We all “want to know.” We all want to peek behind the curtain and follow people who think they have a corner on that peek. We’re all curious about prophecy, probably no one more than me! I named this blog The End Time to remind me and everyone who reads it that we are in the end time now and time is short. (The end time is spans between Jesus’ ascension and His return.)
We’re all anxious for clues as to where we are on the timeline of His great plan and yearn for the day when time shall be no more. Probably no one more than me! I think about the rapture very day and the moment when my body will be divested of sin and I can worship Jesus purely.
But as compelling as it is, there are dangers with newspaper exegesis.
1. Wonky interpretations. Newspaper exegesis sometimes forces an interpretation of a text that isn’t there or stretches too far. If we focus on Jesus and use proper interpretation methods, we will always stand on solid ground.
2. Fear mongering. It’s one thing to want to inform the people but it’s important to rein it in and soon get to preaching the word ASAP. We don’t see one sermon in the Bible where current events are the focus, and there were a lot of current events. When Jesus mentioned the Tower of Siloam collapse, He didn’t even need to explain or remind about it, it was apparently a huge event everyone knew about. Yet his focus wasn’t on what the tragedy meant in terms of cultural context or His prophetic plan, he focused on the certainty of death and the eternal hereafter. His point was “Repent or perish.” Dwelling on a tragic cultural event in place of the word only inflames fears and anxiety. Preaching the word of God calms fears because it gives us a good perspective, the eternal perspective.

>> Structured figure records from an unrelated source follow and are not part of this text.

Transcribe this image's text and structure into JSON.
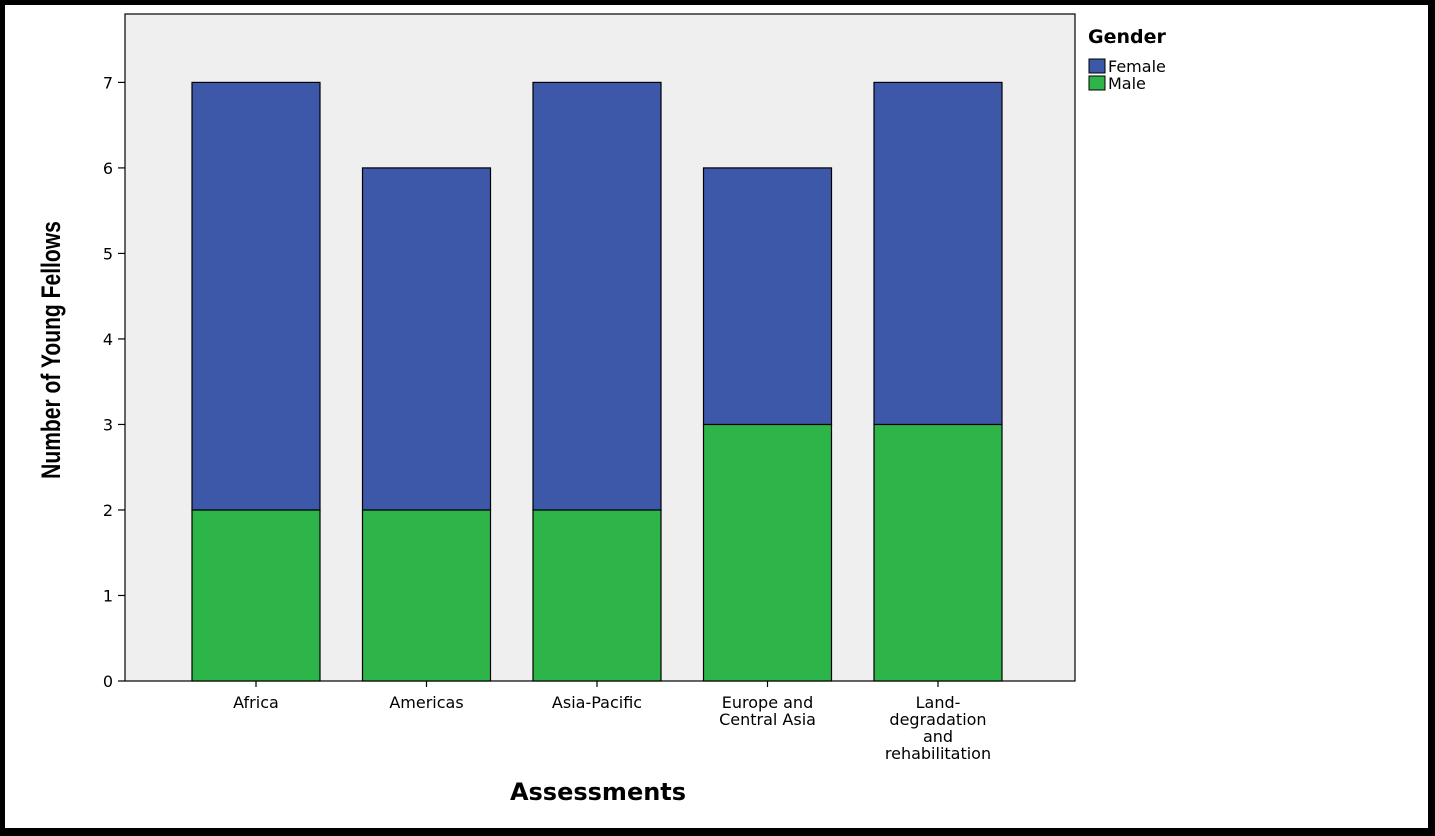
{
  "chart_data": {
    "type": "bar",
    "stacked": true,
    "title": "",
    "xlabel": "Assessments",
    "ylabel": "Number of Young Fellows",
    "ylim": [
      0,
      7.8
    ],
    "yticks": [
      0,
      1,
      2,
      3,
      4,
      5,
      6,
      7
    ],
    "grid": false,
    "legend_placement": "top-right outside",
    "legend_title": "Gender",
    "categories": [
      [
        "Africa"
      ],
      [
        "Americas"
      ],
      [
        "Asia-Pacific"
      ],
      [
        "Europe and",
        "Central Asia"
      ],
      [
        "Land-",
        "degradation",
        "and",
        "rehabilitation"
      ]
    ],
    "series": [
      {
        "name": "Male",
        "color": "#2db54a",
        "values": [
          2,
          2,
          2,
          3,
          3
        ]
      },
      {
        "name": "Female",
        "color": "#3d58a9",
        "values": [
          5,
          4,
          5,
          3,
          4
        ]
      }
    ],
    "legend_order": [
      "Female",
      "Male"
    ],
    "plot_background": "#efefef"
  }
}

3. Disappointment. Inevitably, when people preach current events and match them to prophecy, time goes on and as we move away from the event that caused so much interest, we get disappointed in prophecy. That is a shame. Prophecy is amazing. Biblical prophecy that is. It’s exciting enough on its own, don’t you think? Of the “88 Reasons Why The Rapture Will Be in 1988” not one of them proved valid. We’re still here three decades later, right? Of all the blood moons, not one of them affected anything except photographers who got some good pictures. Is Planet Earth late, great yet? Headlines change, Jesus doesn’t. The only antidote for fear is to remind ourselves we are not citizens of this world and to point to Jesus. We are never disappointed in Jesus!

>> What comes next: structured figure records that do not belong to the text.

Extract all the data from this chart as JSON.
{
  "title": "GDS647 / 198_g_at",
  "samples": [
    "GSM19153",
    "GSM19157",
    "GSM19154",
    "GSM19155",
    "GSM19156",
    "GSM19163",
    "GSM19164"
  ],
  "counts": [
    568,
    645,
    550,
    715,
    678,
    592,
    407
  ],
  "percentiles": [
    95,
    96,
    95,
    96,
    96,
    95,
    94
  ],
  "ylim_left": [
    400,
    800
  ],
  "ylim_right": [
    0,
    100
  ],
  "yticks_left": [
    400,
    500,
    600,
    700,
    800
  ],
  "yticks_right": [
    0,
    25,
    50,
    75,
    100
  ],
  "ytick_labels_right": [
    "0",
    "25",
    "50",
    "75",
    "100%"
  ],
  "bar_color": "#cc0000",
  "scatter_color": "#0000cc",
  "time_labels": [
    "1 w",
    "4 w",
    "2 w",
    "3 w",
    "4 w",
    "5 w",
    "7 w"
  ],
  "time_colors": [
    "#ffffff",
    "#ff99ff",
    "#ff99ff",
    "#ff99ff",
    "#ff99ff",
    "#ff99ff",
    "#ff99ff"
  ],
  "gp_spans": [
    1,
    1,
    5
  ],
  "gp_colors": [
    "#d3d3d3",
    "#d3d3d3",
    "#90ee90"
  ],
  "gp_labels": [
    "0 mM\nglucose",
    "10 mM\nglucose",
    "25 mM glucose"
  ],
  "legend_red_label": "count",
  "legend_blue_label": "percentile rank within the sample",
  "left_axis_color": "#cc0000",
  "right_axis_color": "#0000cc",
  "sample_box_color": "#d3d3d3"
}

4. Preach the word. We read in scripture that those called to preach, must preach the word, in season and out of season. People enter the kingdom through the word heard, not newspaper events dissected.

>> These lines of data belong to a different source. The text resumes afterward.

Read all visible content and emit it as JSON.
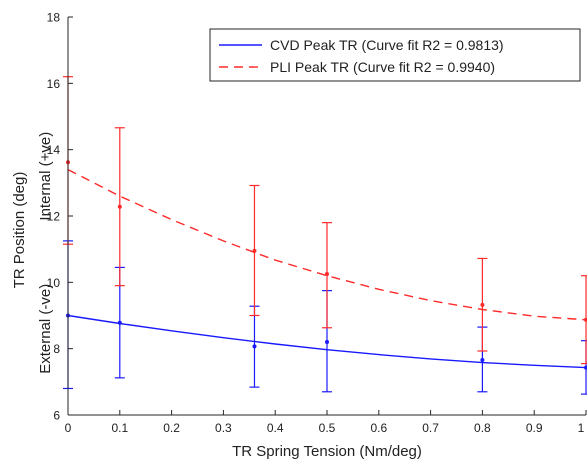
{
  "chart_data": {
    "type": "line",
    "title": "",
    "xlabel": "TR Spring Tension (Nm/deg)",
    "ylabel": "TR Position (deg)",
    "ylabel_upper": "Internal (+ve)",
    "ylabel_lower": "External (-ve)",
    "xlim": [
      0,
      1
    ],
    "ylim": [
      6,
      18
    ],
    "x_ticks": [
      0,
      0.1,
      0.2,
      0.3,
      0.4,
      0.5,
      0.6,
      0.7,
      0.8,
      0.9,
      1
    ],
    "x_tick_labels": [
      "0",
      "0.1",
      "0.2",
      "0.3",
      "0.4",
      "0.5",
      "0.6",
      "0.7",
      "0.8",
      "0.9",
      "1"
    ],
    "y_ticks": [
      6,
      8,
      10,
      12,
      14,
      16,
      18
    ],
    "y_tick_labels": [
      "6",
      "8",
      "10",
      "12",
      "14",
      "16",
      "18"
    ],
    "grid": false,
    "legend_position": "top-right",
    "series": [
      {
        "name": "CVD Peak TR (Curve fit R2 = 0.9813)",
        "color": "#1a1aff",
        "line_style": "solid",
        "fit": {
          "x": [
            0,
            0.1,
            0.2,
            0.3,
            0.4,
            0.5,
            0.6,
            0.7,
            0.8,
            0.9,
            1
          ],
          "y": [
            9.0,
            8.76,
            8.54,
            8.33,
            8.14,
            7.97,
            7.82,
            7.69,
            7.58,
            7.5,
            7.43
          ]
        },
        "points": [
          {
            "x": 0,
            "y": 9.0,
            "lower": 6.8,
            "upper": 11.25
          },
          {
            "x": 0.1,
            "y": 8.78,
            "lower": 7.12,
            "upper": 10.45
          },
          {
            "x": 0.36,
            "y": 8.07,
            "lower": 6.84,
            "upper": 9.28
          },
          {
            "x": 0.5,
            "y": 8.2,
            "lower": 6.7,
            "upper": 9.75
          },
          {
            "x": 0.8,
            "y": 7.66,
            "lower": 6.7,
            "upper": 8.65
          },
          {
            "x": 1,
            "y": 7.43,
            "lower": 6.63,
            "upper": 8.24
          }
        ]
      },
      {
        "name": "PLI Peak TR (Curve fit R2 = 0.9940)",
        "color": "#ff2a2a",
        "line_style": "dashed",
        "fit": {
          "x": [
            0,
            0.1,
            0.2,
            0.3,
            0.4,
            0.5,
            0.6,
            0.7,
            0.8,
            0.9,
            1
          ],
          "y": [
            13.4,
            12.6,
            11.89,
            11.25,
            10.67,
            10.2,
            9.79,
            9.45,
            9.18,
            8.98,
            8.87
          ]
        },
        "points": [
          {
            "x": 0,
            "y": 13.62,
            "lower": 11.15,
            "upper": 16.2
          },
          {
            "x": 0.1,
            "y": 12.28,
            "lower": 9.9,
            "upper": 14.66
          },
          {
            "x": 0.36,
            "y": 10.95,
            "lower": 9.0,
            "upper": 12.92
          },
          {
            "x": 0.5,
            "y": 10.25,
            "lower": 8.63,
            "upper": 11.8
          },
          {
            "x": 0.8,
            "y": 9.32,
            "lower": 7.93,
            "upper": 10.72
          },
          {
            "x": 1,
            "y": 8.87,
            "lower": 7.55,
            "upper": 10.2
          }
        ]
      }
    ]
  }
}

As for me, I look at what I know, not what I think about things I can never prove or get to the bottom of. If a pandemic happened it was because Jesus wanted it to. If people died it was because Jesus wanted it to. It might even be a massive pushing forward of His prophetic plan. None of that changes what I do from day to day: study His word, share the Gospel and live a quiet life working with my hands and minding my business (1 Thessalonians 4:11-12).